Airlines rush to tighten cockpit rules after Alpine disaster
27 March 2015
Airlines from Europe and the UK to the US have taken steps to ensure the presence of at least two crew-members in the cockpit at all times. But the Indian aviation authority remains silent.
Airlines and policy makers rushed to mandate that two crew members be in the cockpit at all times following revelations that the co-pilot of the Germanwings air disaster deliberately crashed the plane when left alone at the controls.
British low-cost carrier easyJet was the largest company to announce a change in policy Thursday after French prosecutors said co-pilot Andreas Lubitz locked out the pilot before slamming the Airbus A320 into a mountain on Tuesday.
Similar announcements of tighter cockpit controls in the wake of the French Alps crash that killed all 150 people on board came from the Canadian government, Icelandair and Norwegian Air Shuttle.
There is absolutely no word on whether the Indian civil aviation authority has considered such a move, although the country is regularly hit by terrorist groups.
Germany's aviation association BDL said it too wanted to introduce a two-person cockpit rule among its members, while Lufthansa said the measure would be discussed at an industry meeting on Friday.

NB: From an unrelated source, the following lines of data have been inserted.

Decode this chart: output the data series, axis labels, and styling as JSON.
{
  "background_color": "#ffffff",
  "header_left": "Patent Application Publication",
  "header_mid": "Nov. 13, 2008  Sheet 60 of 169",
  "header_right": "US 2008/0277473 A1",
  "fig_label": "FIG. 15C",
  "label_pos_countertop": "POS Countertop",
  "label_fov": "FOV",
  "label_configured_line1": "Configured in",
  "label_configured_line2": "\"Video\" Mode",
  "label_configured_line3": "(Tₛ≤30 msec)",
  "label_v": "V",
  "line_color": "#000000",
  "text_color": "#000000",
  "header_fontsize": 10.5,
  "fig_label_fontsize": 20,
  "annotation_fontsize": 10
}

The second person could be a flight attendant if the pilot or co-pilot has to exit the cockpit in flight.
Thomas Hesthammer, head of flight operations at Norwegian Air Shuttle, Europe's third-largest low-cost carrier, said the Alps disaster was the trigger for his company's change of procedure. "We have been discussing this for a long time but this episode speeded things up," he said.
Icelandair said it too had been spurred to act by the shock revelations about the final minutes of Germanwings Flight 4U 9525 from Barcelona to Duesseldorf.
Canada also ordered all its airlines to always have two people in the cockpit, in an emergency directive which the government said was mandatory and effective immediately.
"If you're carrying passengers, this is going to apply to you," Canada's transportation minister Lisa Raitt said. "You have to have two crew members in the flight deck at all times."
Canada's flagship carrier Air Canada, Westjet and charter airline Air Transat had earlier said they were putting the policy in place in response to the Germanwings crash.
In Europe, any other airlines that follow suit will do so voluntarily because European air safety regulations - unlike those in the United States and now Canada - are currently silent on the subject.
"The European Aviation Safety Agency rules don't require that the pilot be replaced by a crew member when he leaves the cockpit," said an agency spokesman.
Pilots, however, are expected to stay at the controls, except for trips to the bathroom or a break during long-haul flights.
American regulators at the Federal Aviation Administration already require a crew member sit in the locked cockpit if one of the plane's pilots needs to go the toilet or take care of another "physiological" need.
Investigators suspect the Germanwings pilot left the flight deck to relieve himself, putting 28-year-old Lubitz in charge.